Jakarta (Greeners) – Hutan sebagai habitat orangutan terus terdegradasi akibat tata kelola yang tidak sesuai. Keberlangsungan hidup mereka pun kian terancam dan memicu timbulnya konflik dengan manusia.
Kepala Konservasi In-situ Yayasan Ekosistem Lestari, Julius Paolo Siregar mengatakan, hutan sudah tak lagi menjadi tempat yang aman bagi orangutan. Salah satu faktor yang memengaruhi terjadinya konflik, kata dia, adalah berkurangnya tempat tinggal orangutan. Hal tersebut kemudian berdampak terhadap minimnya ketersediaan makanan dan membuat mereka memasuki ladang serta perkampungan warga.
“Penyebabnya dikarenakan tata kelola hutan yang tidak diimplementasikan sesuai dengan regulasi dan ditambah lagi dengan peraturan yang masih tumpang tindih antara pemerintah pusat dan pemerintah daerah sehingga dimanfaatkan untuk kepentingan-kepentingan lain,” ujarnya saat dihubungi Greeners melalui telepon, Rabu (09/09/2020).
Baca juga: Kota Besar di Dunia Andalkan Sepeda untuk Tangkal Pencemaran Udara
Julius menyebut bahwa konflik juga berkaitan dengan respons dari masyarakat yang kerap memberikan perlawanan saat bertemu hewan yang terancam punah ini. Keberadaan orangutan di ladang warga, kata dia, bukanlah hal baru. Ia menyebut sedari dulu nenek moyang manusia hidup berdampingan dengan orangutan, tetapi tak ada konflik karena berpegang pada nilai-nilai luhur.
“Berbeda dengan sekarang karena banyak pendatang dan tidak memiliki nilai yang sama pada akhirnya merasa dirugikan sehingga menimbulkan konflik,” ucapnya.
Ia menuturkan permasalahan lainnya adalah ketidakpahaman manusia mengenai siklus hidup dari satwa liar. Pada umumnya mereka memiliki siklus atau daerah jelajah sehingga tidak akan tinggal menetap di satu tempat terus menerus. Begitu juga dengan jenis primata ini, mereka akan mendatangi suatu tempat untuk menemukan makanan pada musim berbuah.
Dampak Konflik Terhadap Orangutan
Konflik yang terjadi antara manusia dan orangutan tak hanya meninggalkan dampak fisik bagi orangutan, tetapi juga secara mental. Dokter Hewan Yayasan Ekosistem Lestari-Sumatran Orangutan Conservation Programme (YEL-SOCP), Yenny Saraswati mengatakan imbas tersebut akan selalu membekas, meskipun tidak menimbulkan luka secara fisik.
“Seperti contoh, mereka (orangutan) melihat induknya ditembak saat keluar hutan untuk mencari makan. Itu dapat menimbulkan trauma tersendiri bagi mereka,” ujarnya saat dihubungi Greeners pada 3 September 2020.
Menurutnya luka fisik lebih mudah diobati, tetapi untuk memulihkan luka mental diperlukan waktu yang cukup panjang dan prosesnya bertahap. “Dalam mengobati orangutan yang trauma, memerlukan waktu lama karena perlu pendekatan yang berbeda. Biasanya orangutan yang sudah mengalami tekanan secara mental akan terserang sistem kekebalan tubuhnya. Hal ini yang cukup memakan waktu lantaran pendekatan tim medis untuk membuat orangutan tersebut merasa aman tidak mudah serta butuh perhatian lebih,” ujarnya.

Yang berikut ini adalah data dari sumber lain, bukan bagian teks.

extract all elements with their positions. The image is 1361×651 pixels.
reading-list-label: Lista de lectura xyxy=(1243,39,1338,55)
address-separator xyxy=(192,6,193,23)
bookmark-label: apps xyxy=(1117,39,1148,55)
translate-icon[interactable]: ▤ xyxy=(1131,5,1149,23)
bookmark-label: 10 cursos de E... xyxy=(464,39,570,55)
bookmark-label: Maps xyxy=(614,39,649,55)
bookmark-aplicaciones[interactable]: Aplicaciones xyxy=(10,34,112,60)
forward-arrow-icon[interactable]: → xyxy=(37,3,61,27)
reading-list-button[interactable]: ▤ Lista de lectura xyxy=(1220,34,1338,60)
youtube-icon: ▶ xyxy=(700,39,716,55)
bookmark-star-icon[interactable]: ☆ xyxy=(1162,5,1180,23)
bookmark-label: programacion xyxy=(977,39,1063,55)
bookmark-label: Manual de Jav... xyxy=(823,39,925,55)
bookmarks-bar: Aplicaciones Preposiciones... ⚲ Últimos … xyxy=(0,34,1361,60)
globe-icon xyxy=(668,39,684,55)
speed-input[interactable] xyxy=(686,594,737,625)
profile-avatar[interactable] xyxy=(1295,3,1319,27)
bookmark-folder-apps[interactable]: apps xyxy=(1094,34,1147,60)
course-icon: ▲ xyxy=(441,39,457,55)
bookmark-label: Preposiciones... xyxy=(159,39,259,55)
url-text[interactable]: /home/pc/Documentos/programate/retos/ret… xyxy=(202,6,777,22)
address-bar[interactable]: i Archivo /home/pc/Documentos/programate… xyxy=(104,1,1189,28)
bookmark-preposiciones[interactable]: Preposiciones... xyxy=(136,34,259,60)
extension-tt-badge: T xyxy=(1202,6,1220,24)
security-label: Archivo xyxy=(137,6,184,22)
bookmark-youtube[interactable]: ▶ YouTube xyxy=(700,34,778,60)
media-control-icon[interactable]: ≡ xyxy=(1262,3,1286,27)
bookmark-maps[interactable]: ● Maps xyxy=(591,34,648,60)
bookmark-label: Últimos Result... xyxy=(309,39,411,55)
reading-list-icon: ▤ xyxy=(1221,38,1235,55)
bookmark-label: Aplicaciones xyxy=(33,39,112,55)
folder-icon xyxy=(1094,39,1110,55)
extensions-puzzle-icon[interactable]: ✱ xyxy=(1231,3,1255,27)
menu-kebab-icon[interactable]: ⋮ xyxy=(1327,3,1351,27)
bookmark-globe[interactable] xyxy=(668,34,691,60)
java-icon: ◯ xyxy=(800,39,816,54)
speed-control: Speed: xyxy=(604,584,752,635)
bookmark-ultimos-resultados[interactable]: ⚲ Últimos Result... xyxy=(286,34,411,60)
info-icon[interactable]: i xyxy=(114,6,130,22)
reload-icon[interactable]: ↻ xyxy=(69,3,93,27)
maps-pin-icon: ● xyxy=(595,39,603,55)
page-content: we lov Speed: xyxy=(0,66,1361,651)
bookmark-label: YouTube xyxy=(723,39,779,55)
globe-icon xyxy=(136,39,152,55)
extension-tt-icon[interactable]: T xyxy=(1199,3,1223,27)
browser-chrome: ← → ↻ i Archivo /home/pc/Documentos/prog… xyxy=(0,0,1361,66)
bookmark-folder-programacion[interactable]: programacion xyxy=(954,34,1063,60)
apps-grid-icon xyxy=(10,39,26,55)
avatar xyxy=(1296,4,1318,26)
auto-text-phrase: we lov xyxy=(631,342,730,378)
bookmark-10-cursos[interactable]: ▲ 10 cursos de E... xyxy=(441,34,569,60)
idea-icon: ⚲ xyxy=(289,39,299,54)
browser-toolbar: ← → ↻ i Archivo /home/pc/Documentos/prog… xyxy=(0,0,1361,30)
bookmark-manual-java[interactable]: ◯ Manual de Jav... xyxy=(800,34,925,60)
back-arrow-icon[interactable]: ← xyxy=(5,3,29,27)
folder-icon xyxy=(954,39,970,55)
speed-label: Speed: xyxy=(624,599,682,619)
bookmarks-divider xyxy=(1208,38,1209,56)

Memperkenalkan Orangutan Ke Masyarakat
Aktivis lingkungan sekaligus penulis buku Before Too Late: Sumatera Forest Expedition, Regina Safri mengatakan, masyarakat khususnya yang tinggal di perbatasan hutan tak memahami peran dan pentingnya kehadiran orangutan di alam.
Ia menceritakan pengalamannya saat berbincang dengan salah satu anak muda yang merupakan pelaku penembak orangutan pada Maret 2019 lalu. “Ternyata anak tersebut tidak mengetahui alasan kenapa orangutan harus dilindungi,” ujar Regina dalam Webinar Upaya Penanganan Konflik Manusia dan Satwa Liar, awal September lalu.
Baca juga: Pemegang IPPKH Diwajibkan Merehabilitasi Daerah Aliran Sungai
Regina menuturkan, masyarakat yang tinggal berdampingan maupun yang berada di luar wilayah perlu diperkenalkan dengan primata untuk menciptakan rasa keterikatan kepada satwa-satwa liar.
“Bentuk lain mungkin bisa dijadikan kurikulum dalam mata pelajaran di sekolah atau mengajak partisipasi anak muda melalui duta orangutan atau yang lainnya. Intinya adalah melibatkan generasi muda,” kata dia.